Were you able to differentiate human, mechanical, and natural sounds? Yes. Other than that one chirp/squeak that may or may not have been a bird, I could differentiate between the three fairly easily. Mechanical noises tend to follow a "pattern" of sorts-- it never, ever changes, never pauses-- until someone turns it off, and then it just... dies, just like that, and it leaves a weird hollow vacuum. Human and natural noises are much more fluid, much more vibrant. People generally don't take pains to be quiet, especially in each others' company-- they clomp around rather carelessly (it's like controlled falling, really), talking, occasionally burst into laughter or cough or sneeze, jiggle key chains or shift backpacks. Face it-- we're noisy pains in the butts. Natural sounds tend to be more subtle and more sporadic, and much more difficult to detect in an urban landscape. Sometimes a branch cracks under someone's foot, or a bird chirps-- probably in direct relation to the proximity of other birds. That's not exactly easy to confuse with a blaring car horn.
Were you able to detect subtleties, changes, or variations in the everpresent drone? To a certain extent, yes. For instance, car noises are extremely familiar to me, but sometimes I have difficulty distinguishing between a running engine and a revving engine. Someone else mentioned they heard a car starting; I remember it vaguely, but at the time it was just another traffic noise. I did notice that the cars passing by us emitted slightly different variations of a running engine, though. Same for background chatter-- although I can identify human speech, I have difficulty understanding it. I guess it depends on how subtle the change is.
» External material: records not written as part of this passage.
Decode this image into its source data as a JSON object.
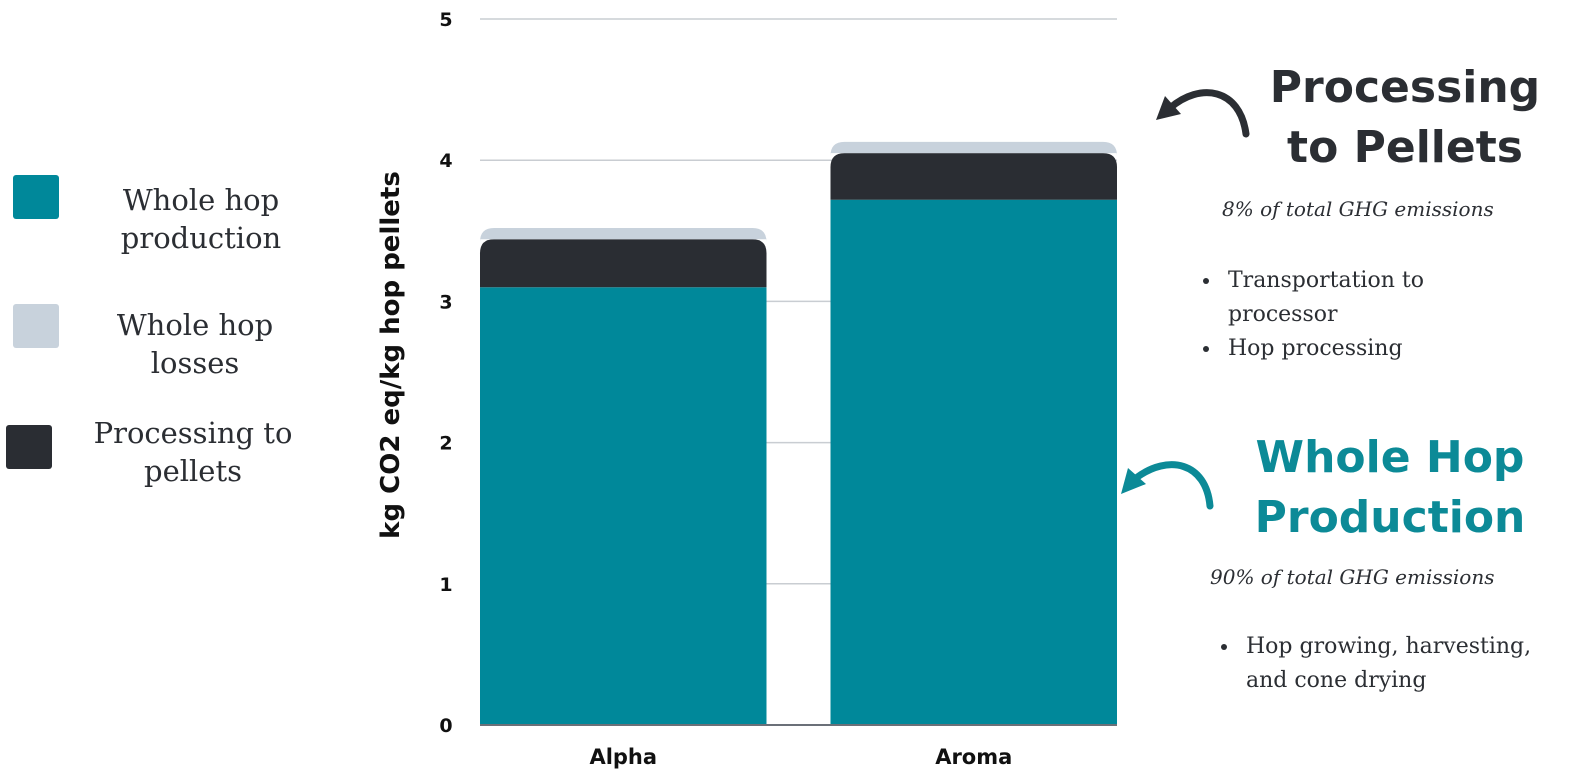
{
  "legend": [
    {
      "label_line1": "Whole hop",
      "label_line2": "production",
      "color": "#00889A"
    },
    {
      "label_line1": "Whole hop",
      "label_line2": "losses",
      "color": "#C8D2DC"
    },
    {
      "label_line1": "Processing to",
      "label_line2": "pellets",
      "color": "#2A2D33"
    }
  ],
  "chart_data": {
    "type": "bar",
    "stacked": true,
    "categories": [
      "Alpha",
      "Aroma"
    ],
    "series": [
      {
        "name": "Whole hop production",
        "color": "#00889A",
        "values": [
          3.1,
          3.72
        ]
      },
      {
        "name": "Processing to pellets",
        "color": "#2A2D33",
        "values": [
          0.34,
          0.33
        ]
      },
      {
        "name": "Whole hop losses",
        "color": "#C8D2DC",
        "values": [
          0.08,
          0.08
        ]
      }
    ],
    "ylabel": "kg CO2 eq/kg hop pellets",
    "xlabel": "",
    "ylim": [
      0,
      5
    ],
    "yticks": [
      "0",
      "1",
      "2",
      "3",
      "4",
      "5"
    ],
    "grid": true
  },
  "annotations": {
    "processing": {
      "title_line1": "Processing",
      "title_line2": "to Pellets",
      "subtitle": "8% of total GHG emissions",
      "bullets": [
        "Transportation to processor",
        "Hop processing"
      ]
    },
    "whole_hop": {
      "title_line1": "Whole Hop",
      "title_line2": "Production",
      "subtitle": "90% of total GHG emissions",
      "bullets": [
        "Hop growing, harvesting, and cone drying"
      ]
    }
  }
}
Extremely close sounds? Sounds coming from very far away? Extremely close sounds, yes. Sounds from far away... hm... not so much, I don't think. Especially not when there was traffic in the background or humming vents overhead.
Were you able to intervene in the urban landscape and create your own sounds by knocking on a resonant piece of metal, activating wind chimes, etc.? I unintentionally cracked ice under my footsteps. Does that count?
Do you feel you have a new understanding or appreciation of the sounds of our contemporary landscape/cityscape? Aside from the drone of traffic in the distance, yes, I think it's improved. Very interesting exercise; I look forward to doing it on my own. I certainly noticed certain variations, which I wasn't aware of before. And the other students mentioned quite a few sounds that I will be listening for in the future.
How do you think your soundwalk experience will affet your practice as a media artist, if at all? I'm hoping it'll help me attain a more "realisitic" understanding of the atmosphere that permeats given locales. While I am aware of many of the noises around me, I'm often not too attuned into their subtleties/variations; perhaps partly because I focus so much on just trying to understand human speech and anything that interferes is a mere annoyance to be muted or avoided.
Also, I usually have difficulty reproducing or describing those sounds, especially if I don't see them in print. For example, I might think of a 'BOOM' as a 'CLANG' instead, or mistake a 'thwck-thwck-thwck' for a 'fwip-fwip-fwip.' Hopefully the Soundwalk will help me get a handle on that as well.